Miki Yukio, Kanagaki Mitsunori, Takahashi Jun A, Ishizu Koichi, Nakagawa Masayuki, Yamamoto Akira, Fushimi Yasutaka, Okada Tsutomu, Mikuni Nobuhiro, Kikuta Ken-ichiro, Hashimoto Nobuo, Togashi Kaori
Department of Diagnostic Imaging and Nuclear Medicine, Graduate School of Medicine, Kyoto University, Kyoto, 606-8507, Japan.
Neuroradiology. 2007 Apr;49(4):327-33. doi: 10.1007/s00234-006-0194-9. Epub 2007 Jan 3.
It is important to have information on cavernous sinus extension and bony destruction in pituitary macroadenomas before surgery, but magnetic resonance (MR) imaging cannot always depict them. In the present study we sought to determine whether multidetector-row computed tomography (MDCT) could provide preoperative information in addition to that provided by MR imaging in pituitary macroadenoma.

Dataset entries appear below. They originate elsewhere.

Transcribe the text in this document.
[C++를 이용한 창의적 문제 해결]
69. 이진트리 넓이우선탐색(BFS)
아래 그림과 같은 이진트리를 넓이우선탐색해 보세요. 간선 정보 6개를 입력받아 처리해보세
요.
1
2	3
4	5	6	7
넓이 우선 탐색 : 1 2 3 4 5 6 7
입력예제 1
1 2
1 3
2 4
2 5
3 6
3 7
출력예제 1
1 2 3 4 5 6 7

The subjects comprised 33 consecutive patients (15 women, 18 men; mean age 50 years) with surgically proven macroadenoma. For MDCT, using the soft-tissue window and bone window, three orthogonal multiplanar reconstruction images were generated from venous-phase contrast-enhanced 0.5-mm isotropic voxel data. MDCT and MR images were evaluated with regard to: (1) clarity of tumor margins; (2) identification of the normal pituitary gland; (3) identification of erosion or destruction of the sellar floor; and (4) visualization of the adjacent optic pathways.
MDCT more clearly demonstrated the lateral tumor margin than MR imaging (P = 0.002). No significant differences in visualization of the normal pituitary gland were noted between MDCT and dynamic MR imaging (P = 0.7). MDCT more clearly demonstrated sellar floor erosion or destruction at the sphenoid sinus than MR imaging (P < 0.001). MR imaging was superior to MDCT for visualizing the adjacent optic pathways (P < 0.001).
MDCT is superior to MR imaging for assessing lateral tumor margin and the sellar floor at the sphenoid sinus. MDCT offers useful preoperative information in addition to that obtained from MR imaging.
垂体大腺瘤手术前了解海绵窦受累及骨质破坏情况很重要,但磁共振成像(MR)并不总能清晰显示。在本研究中,我们旨在确定多排探测器计算机断层扫描(MDCT)是否能在垂体大腺瘤中提供除MR成像之外的术前信息。
研究对象为33例经手术证实的垂体大腺瘤患者(15例女性,18例男性;平均年龄50岁)。对于MDCT,使用软组织窗和骨窗,从静脉期增强的0.5毫米各向同性体素数据生成三个正交的多平面重建图像。对MDCT和MR图像进行以下评估:(1)肿瘤边界清晰度;(2)正常垂体的识别;(3)蝶鞍底侵蚀或破坏的识别;(4)相邻视神经通路的可视化。
MDCT比MR成像更清晰地显示肿瘤外侧边界(P = 0.002)。MDCT与动态MR成像在正常垂体可视化方面无显著差异(P = 0.7)。MDCT比MR成像更清晰地显示蝶窦处的蝶鞍底侵蚀或破坏(P < 0.001)。在可视化相邻视神经通路方面,MR成像优于MDCT(P < 0.001)。
MDCT在评估肿瘤外侧边界和蝶窦处的蝶鞍底方面优于MR成像。MDCT除了能提供从MR成像获得的信息外,还能提供有用的术前信息。